Automation, artificial intelligence and the future of work
Robotics, AI and project-based labour will radically change the way we work.
Digital technologies have given Australian workers unprecedented options for where and how they work. But Australia’s future workforce won’t just be more mobile – it may not even resemble a traditional workforce at all.
In today’s hyper-competitive world, scarcity of specific skill sets and the realisation of the resultant economic impact of labour shortages is leading employers to consider new hiring models and technologies to meet their needs.
The Melbourne-based digital marketplace provider Envato employs approximately 250 workers, many with highly sought-after skills in programming, digital design, and data analytics.
Envato’s human resources director James Law says the fast-changing nature of his industry makes it difficult to foresee what skills his future workforce will need. Hence Envato will hire based on core knowledge of topics such as understanding data and designing user-centric processes, and train them on the details as required.
“We need to look at hiring in people who don’t have the requisite skills to fulfil the role now, but who we can teach those skills to fulfil it in the future,” Law says.
The company has also begun broadening its thinking around where it recruits from.
“We know there are places in the world that have deep pools of talent around certain skill sets, so we need to access recruitment agents in other countries,” Law says. “It is about opening up more channels to allow more skills, and then doing some growth internally.”
For some employers however, the need to get the right skills quickly is leading them to reconsider the actual definition of an employee, and consider a contingent labour force.
This model has underpinned sectors such as the film industry for decades, where specialists move from project to project based on the strength of their reputations.
But according to the vice president of marketing and communications at the Australian contingent labour marketplace Nvoi, Adrian Wicks, the model is spreading among a wider group of employers.
Wicks says up to 25 per cent of the global labour force is now contingent, and expects figure will double by 2020. In Australia he says the trend is more modest, but will grow from 11 per cent of the workforce now to 25 percent by 2020.
Wicks says the change is enabled by better technology getting into the hands of workers, and a greater understanding that many workers are preferring to manage their own work lives.
More importantly however, Wicks says employers are coming to realise traditional hiring methods are simply too slow for the current pace of business, with projects vacancies costing up to $30,000.
“A company is going to live or die by the speed at which they can urgently bring on skilled professionals,” Wicks says. “For a manager who needs to have all of their vacancies filled to keep their project going, having those skilled professionals on demand is really going to save the project.

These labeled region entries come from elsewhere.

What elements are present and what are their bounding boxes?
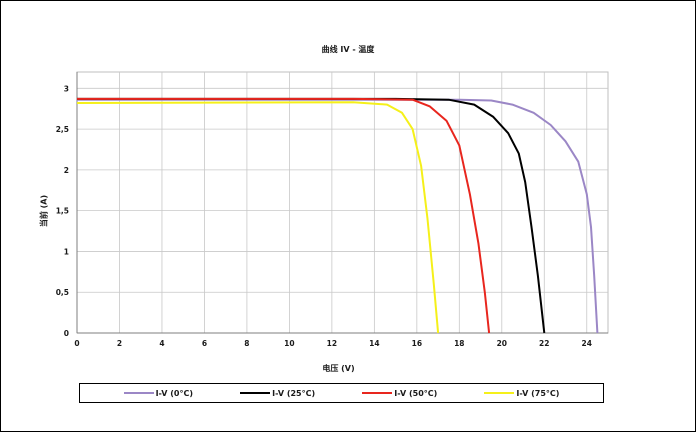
x-tick-label: 18 [454,339,464,348]
x-tick-label: 2 [117,339,122,348]
legend-label: I-V (75°C) [516,388,560,398]
x-tick-label: 22 [539,339,549,348]
x-tick-label: 14 [369,339,379,348]
x-tick-label: 20 [497,339,507,348]
x-tick-label: 12 [327,339,337,348]
legend-swatch [240,392,271,394]
x-tick-label: 0 [74,339,79,348]
chart-title: 曲线 IV - 温度 [321,45,375,54]
y-tick-label: 0 [64,329,69,338]
x-tick-label: 4 [159,339,164,348]
legend: I-V (0°C) I-V (25°C) I-V (50°C) I-V (75°… [79,383,604,403]
legend-item: I-V (25°C) [240,389,315,398]
legend-label: I-V (25°C) [272,388,316,398]
series-line [77,97,546,334]
x-tick-label: 10 [284,339,294,348]
y-tick-label: 2,5 [56,125,69,134]
plot-area [76,71,609,334]
legend-label: I-V (0°C) [155,388,194,398]
legend-item: I-V (0°C) [123,388,194,398]
x-axis-label: 电压 (V) [322,364,355,373]
series-line [76,101,440,334]
y-tick-label: 0,5 [56,288,69,297]
y-tick-label: 1 [64,247,69,256]
legend-item: I-V (50°C) [362,389,437,398]
x-tick-label: 16 [412,339,422,348]
y-axis-label: 当前 (A) [39,194,49,228]
x-tick-label: 24 [582,339,592,348]
legend-swatch [362,392,393,394]
y-tick-label: 1,5 [56,207,69,216]
x-tick-label: 6 [202,339,207,348]
legend-label: I-V (50°C) [394,388,438,398]
x-tick-label: 8 [244,339,249,348]
series-line [77,97,491,334]
legend-swatch [484,392,515,394]
series-line [77,98,599,334]
y-tick-label: 3 [64,84,69,93]
legend-swatch [123,392,154,394]
legend-item: I-V (75°C) [484,389,559,398]
y-tick-label: 2 [64,166,69,175]
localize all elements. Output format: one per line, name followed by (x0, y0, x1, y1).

“So businesses will have a core central group of people who are mission-critical, and then they will be using skilled professionals on assignment-based work in and around that.”
But another factor could have an even more significant impact on the composition of the future workforce. Artificial intelligence is beginning to demonstrate its value in automating both tedious and highly-complex tasks – many of which were previously performed by humans.
According to Professor Toby Walsh, an expert in AI and research group leader at CSIRO’s Data61 group, a range of jobs from taxi drivers to legal interns are under threat from automation – right up to highly-skilled skilled jobs such as radiographers.
“There is some promising research showing that you can read radiographs more reliably and quicker with a computer than you can with a human,” Walsh says. “So a job that used to require years of training to have the specialist skill to be able to read radiographs is a job that we are going to automate quite quickly.”
For some workers, Walsh says AI-based automation will provide relief from many of the more tedious tasks they face.
“A lot more science is done today because we have computers that collect the data and plot the graphs and do the stats – all things that we used to have to do by hand,” Walsh says.
Those roles he expects will survive are those that involve an element of creativity and artistry, along with those that involve a prominent level of emotional intelligence.
“Computers are emotionally illiterate, so people with the most people-focused skills are going to be valued,” Walsh says. “And we will increasingly value things made by the human hand.”
While an AI-based workforce might still be some years away, Walsh says the speed of development of AI means it is important to start having these conversations now.
“Society is going to need to start waking up to the consequences, because we are going to have to change and our educational systems, our economic system, and our idea of work to adjust to the arrival of a lot of automation,” Walsh says.
“Employers have a responsibility to help re-skill their employees, and responsible companies will do that. But we do have to think about how we are going to be reskilling ourselves.”